JULIAN MCKENZIE: Two things. One, I'm totally with you. Two, I can't tell if you're using parasite in the literal sense, where you're sucking something dry, or if you're constantly making reference to the movie.

JUSTIN CUTHBERT: Well, I think the movie was referenced to that. Like, it was the--

JULIAN MCKENZIE: Right. I just want to know.

JUSTIN CUTHBERT: --movie was the rich living off-- the rich sucking the life from the poor and the poor sucking the life-- That was the kind of messaging.

JULIAN MCKENZIE: Here's the thing. I'm not sure-- here's the thing because we already had the issue with me referencing "SpongeBob," and you didn't know about that. I didn't watch "Parasite," so I was like, OK, are you mentioning the movie, or are you mentioned something else? I just want to know where you are on the pop culture 'scape.

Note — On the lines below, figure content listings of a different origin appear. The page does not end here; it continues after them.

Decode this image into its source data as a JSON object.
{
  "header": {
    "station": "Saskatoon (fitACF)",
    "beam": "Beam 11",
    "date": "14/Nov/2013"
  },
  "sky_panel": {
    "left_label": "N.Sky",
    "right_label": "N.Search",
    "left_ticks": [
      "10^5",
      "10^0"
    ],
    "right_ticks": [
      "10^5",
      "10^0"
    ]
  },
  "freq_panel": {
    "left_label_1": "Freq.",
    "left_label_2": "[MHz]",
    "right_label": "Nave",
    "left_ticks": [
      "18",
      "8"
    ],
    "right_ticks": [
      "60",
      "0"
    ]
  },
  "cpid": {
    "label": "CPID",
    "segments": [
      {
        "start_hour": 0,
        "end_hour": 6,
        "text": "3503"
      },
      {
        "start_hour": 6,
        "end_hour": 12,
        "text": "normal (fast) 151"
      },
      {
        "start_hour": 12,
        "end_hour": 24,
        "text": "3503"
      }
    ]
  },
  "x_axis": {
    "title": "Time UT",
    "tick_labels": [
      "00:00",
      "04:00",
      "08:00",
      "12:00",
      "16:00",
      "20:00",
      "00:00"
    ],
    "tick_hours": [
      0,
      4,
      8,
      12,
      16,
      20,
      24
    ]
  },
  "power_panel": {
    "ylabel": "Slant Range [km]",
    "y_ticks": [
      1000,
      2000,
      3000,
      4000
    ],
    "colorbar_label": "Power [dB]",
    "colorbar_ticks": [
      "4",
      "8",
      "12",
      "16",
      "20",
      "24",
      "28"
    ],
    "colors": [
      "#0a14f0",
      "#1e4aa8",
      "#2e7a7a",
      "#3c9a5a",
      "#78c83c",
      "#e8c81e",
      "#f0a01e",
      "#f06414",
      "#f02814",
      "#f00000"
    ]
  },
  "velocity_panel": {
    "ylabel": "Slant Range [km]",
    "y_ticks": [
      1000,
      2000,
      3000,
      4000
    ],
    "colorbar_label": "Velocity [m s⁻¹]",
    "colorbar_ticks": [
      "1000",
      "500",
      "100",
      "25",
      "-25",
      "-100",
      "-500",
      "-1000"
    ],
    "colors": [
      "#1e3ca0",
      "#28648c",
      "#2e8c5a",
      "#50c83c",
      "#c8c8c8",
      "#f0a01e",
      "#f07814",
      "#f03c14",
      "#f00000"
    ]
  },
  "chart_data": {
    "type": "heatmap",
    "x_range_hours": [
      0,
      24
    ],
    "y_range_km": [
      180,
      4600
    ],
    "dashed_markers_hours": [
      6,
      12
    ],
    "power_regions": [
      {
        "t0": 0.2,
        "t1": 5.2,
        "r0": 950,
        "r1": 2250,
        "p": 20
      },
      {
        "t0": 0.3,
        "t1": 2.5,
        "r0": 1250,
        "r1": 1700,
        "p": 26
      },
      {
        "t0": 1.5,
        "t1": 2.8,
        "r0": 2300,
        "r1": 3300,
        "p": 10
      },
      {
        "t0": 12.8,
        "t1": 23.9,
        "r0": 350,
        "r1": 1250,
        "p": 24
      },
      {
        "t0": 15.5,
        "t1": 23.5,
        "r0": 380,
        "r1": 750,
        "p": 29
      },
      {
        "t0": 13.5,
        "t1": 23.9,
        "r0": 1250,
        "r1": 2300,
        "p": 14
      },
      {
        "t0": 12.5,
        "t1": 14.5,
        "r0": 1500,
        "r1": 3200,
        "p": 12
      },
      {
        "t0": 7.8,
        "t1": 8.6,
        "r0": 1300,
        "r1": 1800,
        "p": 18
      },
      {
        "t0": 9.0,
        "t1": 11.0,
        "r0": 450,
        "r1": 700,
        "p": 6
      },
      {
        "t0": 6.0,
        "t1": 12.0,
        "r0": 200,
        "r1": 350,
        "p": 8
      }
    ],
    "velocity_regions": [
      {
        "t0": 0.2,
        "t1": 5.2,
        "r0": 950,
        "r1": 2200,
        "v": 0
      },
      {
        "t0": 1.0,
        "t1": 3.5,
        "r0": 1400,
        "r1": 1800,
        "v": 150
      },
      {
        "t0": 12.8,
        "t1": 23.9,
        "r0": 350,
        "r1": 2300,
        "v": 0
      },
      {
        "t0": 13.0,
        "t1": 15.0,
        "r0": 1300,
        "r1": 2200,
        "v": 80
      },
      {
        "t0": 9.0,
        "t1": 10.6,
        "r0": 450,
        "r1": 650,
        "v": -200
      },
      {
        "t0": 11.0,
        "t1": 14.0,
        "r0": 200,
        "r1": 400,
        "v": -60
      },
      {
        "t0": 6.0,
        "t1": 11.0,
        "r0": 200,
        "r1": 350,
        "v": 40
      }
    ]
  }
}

JUSTIN CUTHBERT: I'm there. I've seen that movie. It's one of the rare movies I have seen. But the definition of a parasite-- and this works perfectly for the Coyotes, so I'm going to tap myself on the back-- an organism that lives in or on another organism of the species and benefits by deriving nutrients at the other's expense. Nutrients, in this case, is money, and it comes at everybody else's expense, the other 31 teams--

JULIAN MCKENZIE: Well done.

JUSTIN CUTHBERT: --because Arizona cannot figure their shit out.